In 2002 his reform of the state oil company sparked a military coup. He was replaced and arrested. This sparked massive pro-Chavez protests and condemnation from the rest of South America. Chavez was restored to the leadership in triumph two days later. Only then did the US condemn the coup. British broadsheet The Observer said the coup was linked to three senior US government officials, national security adviser Elliot Abrams, special envoy Otto Reich and intelligence chief John Negroponte.

Internal opposition to Chavez remained fierce. In 2004, Sumate (Spanish for “Join in”), a shadowy volunteer civil association funded by the US State Department, collected millions of signatures and activated the 1999 Constitution’s presidential recall provision. Chavez survived with a 60% ‘no’ vote against the measure.

Chavez used Venezuela’s increasing oil revenues on expanding social programs. Economic activity also picked up markedly, reaching double-digit growth in 2004. He forged links with Argentina’s president Kirchner, China’s Hu, Cuba’s Castro and Iran’s Ahmadinejad. He ordered US troops and Christian missions out of Venezuela in 2005 and gave back 7000 square kilometres of land to Amazonian tribes. He denounced US foreign policy but was the first leader to offer assistance to America after Cyclone Katrina. He told AP, “We place at the disposition of the people of the United States in the event of shortages: we have drinking water, food, we can provide fuel”. His offer was turned down.

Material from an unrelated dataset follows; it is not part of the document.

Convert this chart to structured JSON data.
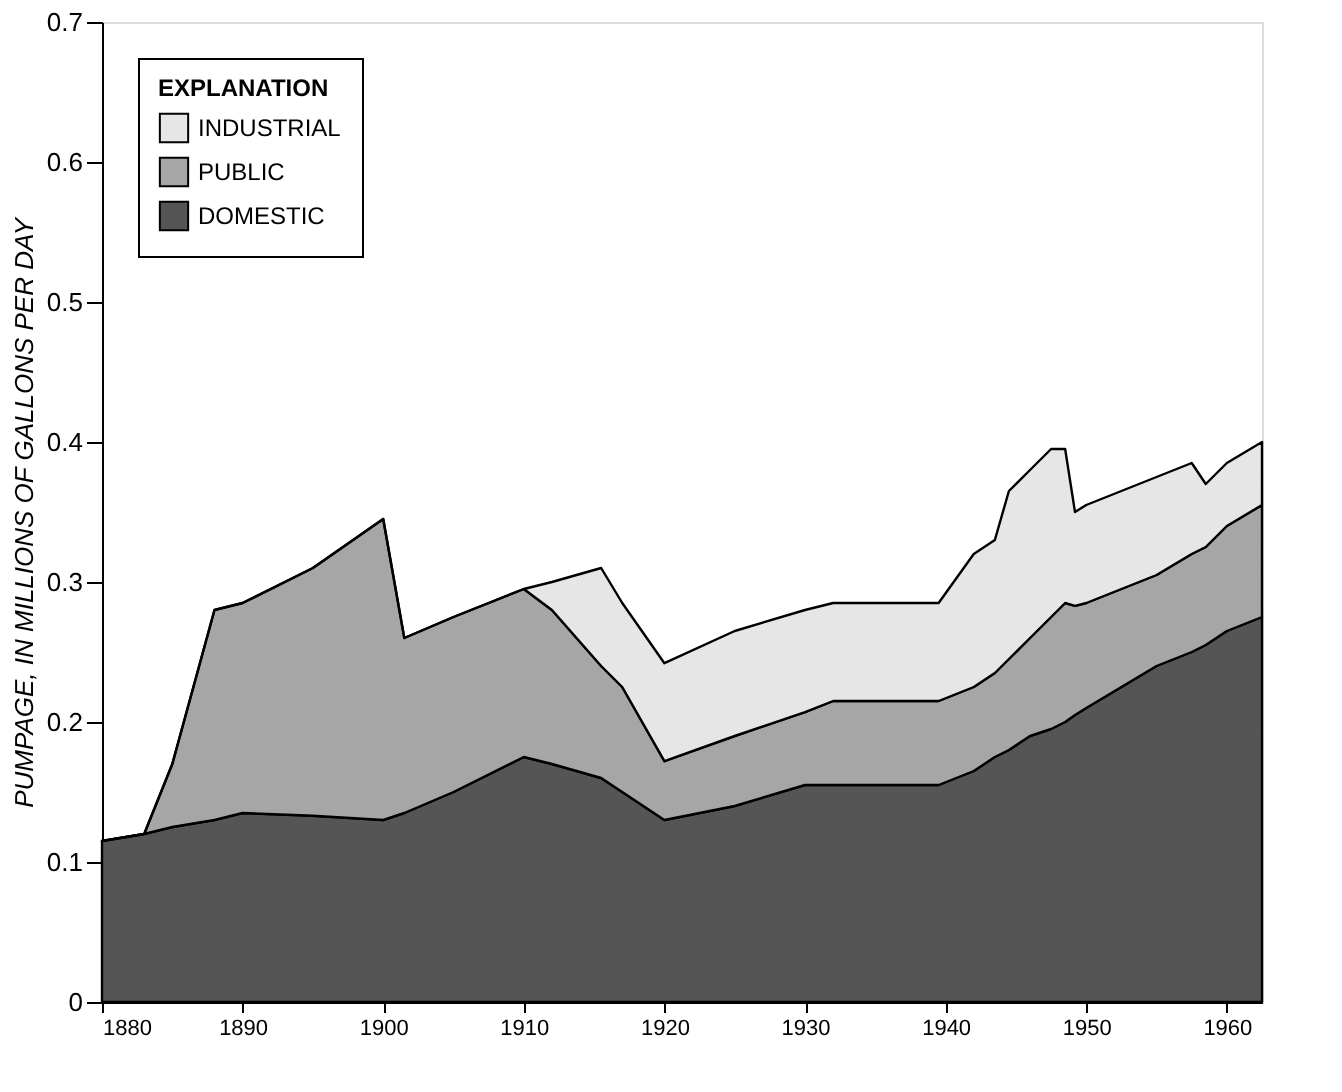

Chavez was comfortably re-elected in December 2006 and he set up a commission to review the 1999 constitution. His referendum to include socially progressive reforms was narrowly defeated but he won another referendum to change the law to let him run again in 2012. Despite the downturn in the Venezuelan economy and the increase in crime, he won again easily.

Chavez remained deeply unpopular in elite US circles to the end. The Atlantic announced the death of a “controversial socialist revolutionary who rose to become president of Venezuela on failed promises of elevating the poor.” The New York Times was more nuanced but still judged his legacy as “a governing structure revolving around a single willful, mercurial personality.” President Obama carefully avoided praising Chavez while promising to develop a “constructive relationship with the Venezuelan government”.

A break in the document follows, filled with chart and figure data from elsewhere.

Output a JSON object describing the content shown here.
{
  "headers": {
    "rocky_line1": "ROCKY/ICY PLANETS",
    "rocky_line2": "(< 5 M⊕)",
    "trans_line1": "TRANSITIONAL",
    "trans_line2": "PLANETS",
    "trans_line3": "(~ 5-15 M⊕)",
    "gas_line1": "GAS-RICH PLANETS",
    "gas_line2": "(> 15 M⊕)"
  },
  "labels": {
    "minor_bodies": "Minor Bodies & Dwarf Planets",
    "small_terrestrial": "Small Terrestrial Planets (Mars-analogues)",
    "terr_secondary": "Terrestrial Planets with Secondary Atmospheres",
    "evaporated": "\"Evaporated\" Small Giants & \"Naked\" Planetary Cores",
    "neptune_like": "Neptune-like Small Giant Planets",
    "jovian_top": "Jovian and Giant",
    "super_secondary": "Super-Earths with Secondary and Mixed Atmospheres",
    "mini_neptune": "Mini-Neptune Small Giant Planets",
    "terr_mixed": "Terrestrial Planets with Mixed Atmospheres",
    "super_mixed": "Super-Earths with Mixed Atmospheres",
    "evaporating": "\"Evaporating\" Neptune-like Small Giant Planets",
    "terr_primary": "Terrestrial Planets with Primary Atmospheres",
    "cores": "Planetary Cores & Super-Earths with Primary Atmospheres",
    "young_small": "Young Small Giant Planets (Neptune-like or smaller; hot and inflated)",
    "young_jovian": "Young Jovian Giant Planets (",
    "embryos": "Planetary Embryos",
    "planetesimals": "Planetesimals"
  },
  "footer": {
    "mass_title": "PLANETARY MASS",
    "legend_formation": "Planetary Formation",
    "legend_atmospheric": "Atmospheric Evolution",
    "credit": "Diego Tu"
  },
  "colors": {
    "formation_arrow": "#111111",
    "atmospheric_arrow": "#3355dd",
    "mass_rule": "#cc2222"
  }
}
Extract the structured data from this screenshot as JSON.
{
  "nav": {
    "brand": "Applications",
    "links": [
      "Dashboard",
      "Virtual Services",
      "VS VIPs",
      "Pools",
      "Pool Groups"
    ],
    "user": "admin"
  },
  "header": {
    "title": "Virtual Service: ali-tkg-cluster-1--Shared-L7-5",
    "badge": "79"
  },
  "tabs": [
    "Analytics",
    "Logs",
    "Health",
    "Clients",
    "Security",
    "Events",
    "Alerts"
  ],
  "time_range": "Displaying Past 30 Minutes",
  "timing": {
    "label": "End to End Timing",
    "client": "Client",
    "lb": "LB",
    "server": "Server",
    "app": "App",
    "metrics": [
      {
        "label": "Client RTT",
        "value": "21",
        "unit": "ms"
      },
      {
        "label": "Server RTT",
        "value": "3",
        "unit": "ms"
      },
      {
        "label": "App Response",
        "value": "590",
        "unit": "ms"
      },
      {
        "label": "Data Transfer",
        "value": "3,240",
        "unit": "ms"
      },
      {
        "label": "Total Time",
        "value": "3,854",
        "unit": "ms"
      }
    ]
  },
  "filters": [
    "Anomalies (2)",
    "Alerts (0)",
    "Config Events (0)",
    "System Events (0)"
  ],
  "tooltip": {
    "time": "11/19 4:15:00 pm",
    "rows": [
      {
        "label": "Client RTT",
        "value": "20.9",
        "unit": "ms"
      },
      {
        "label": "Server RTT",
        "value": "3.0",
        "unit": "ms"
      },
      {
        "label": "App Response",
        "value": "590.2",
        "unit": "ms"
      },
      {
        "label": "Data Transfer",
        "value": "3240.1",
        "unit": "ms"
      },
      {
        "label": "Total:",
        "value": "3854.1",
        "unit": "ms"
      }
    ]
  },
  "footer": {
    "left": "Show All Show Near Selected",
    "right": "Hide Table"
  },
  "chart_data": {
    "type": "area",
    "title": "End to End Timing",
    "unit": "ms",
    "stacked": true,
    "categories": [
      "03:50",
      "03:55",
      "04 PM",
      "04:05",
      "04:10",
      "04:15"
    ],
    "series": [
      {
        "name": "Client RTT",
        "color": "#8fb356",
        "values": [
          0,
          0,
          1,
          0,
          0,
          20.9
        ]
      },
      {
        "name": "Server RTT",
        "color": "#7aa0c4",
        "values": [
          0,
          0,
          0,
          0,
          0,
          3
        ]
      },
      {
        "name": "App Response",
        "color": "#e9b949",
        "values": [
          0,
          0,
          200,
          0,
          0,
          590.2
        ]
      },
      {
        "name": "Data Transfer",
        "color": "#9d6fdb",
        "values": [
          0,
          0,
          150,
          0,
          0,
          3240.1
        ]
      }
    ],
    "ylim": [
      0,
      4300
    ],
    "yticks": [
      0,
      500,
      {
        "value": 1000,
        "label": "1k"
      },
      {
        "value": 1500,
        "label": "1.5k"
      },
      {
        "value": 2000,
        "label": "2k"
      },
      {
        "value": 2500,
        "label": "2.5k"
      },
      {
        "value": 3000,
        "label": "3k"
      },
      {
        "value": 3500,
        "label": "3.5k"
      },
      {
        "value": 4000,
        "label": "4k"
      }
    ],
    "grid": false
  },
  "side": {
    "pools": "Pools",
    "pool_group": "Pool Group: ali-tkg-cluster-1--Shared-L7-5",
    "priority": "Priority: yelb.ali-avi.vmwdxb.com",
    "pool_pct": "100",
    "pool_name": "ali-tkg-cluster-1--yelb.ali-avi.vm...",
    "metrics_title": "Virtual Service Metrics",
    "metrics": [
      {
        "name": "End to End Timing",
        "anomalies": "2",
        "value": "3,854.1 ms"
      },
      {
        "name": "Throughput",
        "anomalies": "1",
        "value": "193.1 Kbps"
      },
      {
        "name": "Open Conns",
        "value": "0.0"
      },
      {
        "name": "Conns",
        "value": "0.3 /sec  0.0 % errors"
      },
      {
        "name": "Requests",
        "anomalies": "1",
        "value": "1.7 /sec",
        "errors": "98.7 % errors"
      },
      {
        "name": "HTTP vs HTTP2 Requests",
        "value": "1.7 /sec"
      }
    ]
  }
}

Writing in Crikey today, Guy Rundle said the simplistic reporting of Chavez in the west was based on the disjuncture between rich and poor countries that prompted Chavez’s rise to power. “The con job of global neoliberalism, the promise, after the collapse of communism, that playing by the rules of a market-based global system, other countries could join the First World club,” Rundle said. Nicolas Maduro now faces the formidable challenge of steering Venezuela through Chavez’s considerable and complex legacy.